The raw rates are EIA data. The results the calculators produce are this site's own calculations, estimated using those EIA average residential rates; they are not EIA figures, and EIA does not endorse this site.
The formulas
Electricity cost calculator
Wattages and duty cycles in the appliance presets are typical values from the DOE and ENERGY STAR pages cited on each preset. The duty cycle is the fraction of the time an appliance actually draws power (a refrigerator's compressor, for example, cycles on and off).
- kWh per day = (watts / 1000) x hours per day x duty cycle
- cost per hour = (watts / 1000) x duty cycle x (cents per kWh / 100)
- cost per day = kWh per day x (cents per kWh / 100)
- cost per month = cost per day x (365 / 12)
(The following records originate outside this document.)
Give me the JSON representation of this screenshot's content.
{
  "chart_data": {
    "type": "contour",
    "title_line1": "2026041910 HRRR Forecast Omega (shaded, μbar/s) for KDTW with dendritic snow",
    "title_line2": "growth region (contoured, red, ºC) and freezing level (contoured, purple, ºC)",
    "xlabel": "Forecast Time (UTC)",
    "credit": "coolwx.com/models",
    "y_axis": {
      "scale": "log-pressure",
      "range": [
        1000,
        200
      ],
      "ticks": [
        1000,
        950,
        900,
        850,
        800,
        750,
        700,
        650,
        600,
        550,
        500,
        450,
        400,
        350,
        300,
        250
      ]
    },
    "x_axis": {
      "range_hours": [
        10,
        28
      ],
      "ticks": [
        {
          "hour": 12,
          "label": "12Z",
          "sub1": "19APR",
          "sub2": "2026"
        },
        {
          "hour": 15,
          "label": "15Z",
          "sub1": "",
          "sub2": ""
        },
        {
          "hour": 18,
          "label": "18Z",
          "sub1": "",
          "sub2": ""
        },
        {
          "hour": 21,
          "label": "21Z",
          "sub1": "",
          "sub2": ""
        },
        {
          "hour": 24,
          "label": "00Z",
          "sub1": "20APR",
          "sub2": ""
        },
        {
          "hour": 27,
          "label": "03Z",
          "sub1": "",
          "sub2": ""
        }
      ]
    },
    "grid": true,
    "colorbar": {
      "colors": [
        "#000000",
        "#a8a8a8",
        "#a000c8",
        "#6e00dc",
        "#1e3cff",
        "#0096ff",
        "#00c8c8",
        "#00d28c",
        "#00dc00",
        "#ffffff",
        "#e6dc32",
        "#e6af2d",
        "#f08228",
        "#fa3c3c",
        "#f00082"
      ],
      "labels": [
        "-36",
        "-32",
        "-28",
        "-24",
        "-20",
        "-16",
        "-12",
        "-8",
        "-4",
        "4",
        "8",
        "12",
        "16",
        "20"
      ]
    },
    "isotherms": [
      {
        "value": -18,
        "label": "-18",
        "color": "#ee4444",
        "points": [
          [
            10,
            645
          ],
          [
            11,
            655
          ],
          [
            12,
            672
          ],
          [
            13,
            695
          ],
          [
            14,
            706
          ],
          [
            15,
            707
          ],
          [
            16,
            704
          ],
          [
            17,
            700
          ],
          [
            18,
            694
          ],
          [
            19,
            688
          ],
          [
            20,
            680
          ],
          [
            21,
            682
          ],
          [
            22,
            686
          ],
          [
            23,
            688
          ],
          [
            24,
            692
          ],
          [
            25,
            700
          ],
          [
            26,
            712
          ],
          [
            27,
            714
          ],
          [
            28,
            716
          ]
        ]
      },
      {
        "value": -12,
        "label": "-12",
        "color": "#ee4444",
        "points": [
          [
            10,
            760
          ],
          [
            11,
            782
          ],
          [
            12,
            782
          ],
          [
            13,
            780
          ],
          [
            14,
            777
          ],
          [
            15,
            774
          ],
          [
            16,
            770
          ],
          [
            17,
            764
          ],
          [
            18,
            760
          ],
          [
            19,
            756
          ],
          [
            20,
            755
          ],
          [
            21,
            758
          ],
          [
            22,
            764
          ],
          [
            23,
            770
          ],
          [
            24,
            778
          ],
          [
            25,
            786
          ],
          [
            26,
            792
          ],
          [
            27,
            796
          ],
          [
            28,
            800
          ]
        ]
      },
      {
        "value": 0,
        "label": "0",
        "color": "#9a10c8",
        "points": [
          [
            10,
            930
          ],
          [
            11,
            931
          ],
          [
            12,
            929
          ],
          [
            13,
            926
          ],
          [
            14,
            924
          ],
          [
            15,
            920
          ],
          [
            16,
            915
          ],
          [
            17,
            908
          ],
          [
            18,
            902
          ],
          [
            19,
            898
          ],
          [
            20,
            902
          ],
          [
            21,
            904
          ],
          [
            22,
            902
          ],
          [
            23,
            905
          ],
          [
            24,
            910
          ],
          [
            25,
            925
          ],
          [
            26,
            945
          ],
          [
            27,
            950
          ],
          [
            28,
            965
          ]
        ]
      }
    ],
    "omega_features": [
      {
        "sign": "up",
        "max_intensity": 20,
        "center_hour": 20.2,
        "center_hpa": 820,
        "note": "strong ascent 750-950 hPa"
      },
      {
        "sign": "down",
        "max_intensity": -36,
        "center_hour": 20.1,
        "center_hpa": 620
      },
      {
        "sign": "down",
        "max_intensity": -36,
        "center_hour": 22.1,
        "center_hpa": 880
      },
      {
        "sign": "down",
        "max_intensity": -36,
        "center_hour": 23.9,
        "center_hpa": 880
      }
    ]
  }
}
- cost per year = cost per day x 365
Electric bill calculator
- monthly bill = kWh per month x (cents per kWh / 100) + fixed monthly fee
Carbon footprint calculator
All figures are tonnes of CO2e per household per year. The electricity factor of 0.3497 kg CO2e per kWh is derived from the EPA eGRID 2023 national average output emission rate of 770.884 lb CO2e per MWh. The natural gas factor of 5.3 kg CO2 per therm and the gasoline factor of 8.887 kg CO2 per gallon come from the EPA greenhouse gas equivalencies references.
- electricity = kWh per month x 12 x 0.3497 / 1000
- gas = therms per month x 12 x 5.3 / 1000
- driving = (cars x miles per car per year / MPG) x 8.887 / 1000
- flights = short round trips x 0.25 + long round trips x 1.1
- diet = household size x diet factor
- total = electricity + gas + driving + flights + diet
- per person = total / household size
The flight figures are derived from the UK DESNZ per-passenger-km conversion factors, assuming average return trip distances for the short-haul and long-haul categories, with radiative forcing included. The long-haul figure is conservative: a very long route will exceed it. The diet factors (1.5 vegan, 1.7 vegetarian, 2.5 average, 3.3 meat-heavy, in tonnes CO2e per person per year) are estimates informed by published research summarized by Our World in Data; they are category averages, not direct source line items.
The results also show a comparison against the US average of 14.2 tonnes CO2 per person per year (Our World in Data, Global Carbon Budget, 2024 figure). That average measures per-person fossil CO2 from fuel burning and industrial processes, a narrower measure than the household CO2e estimate this calculator produces, so treat it as a rough benchmark rather than a like-for-like comparison.
DIY home energy audit
The audit is a checklist, not a formula. Each answer of “fair” or “poor” flags that check, and the flagged items are ordered by severity (poor before fair) and then by impact, so the biggest likely savings appear first. Every recommendation and savings note cites the specific energy.gov or ENERGY STAR page it comes from, shown next to each item in your results.
Update cadence
- Electricity rates: refreshed monthly by an automated job that pulls the latest EIA residential rates. The period in use is always shown on the calculators and at the top of this page's table.
- Emission factors, wattages, and audit guidance: checked against their published sources when those sources update, and corrected whenever an error is reported.
Limits
- Rates are state averages. Your utility's actual price, fees, and taxes will differ, and tiered tariffs, time-of-use pricing, and taxes are not modeled.
- Appliance presets use typical wattages and duty cycles. Your model, settings, and climate change the real figure.
- Carbon factors are national averages. A cleaner or dirtier local grid, your car's real fuel economy, and your actual flight routes all shift the result.
- Your usage varies, and the estimates cannot see it.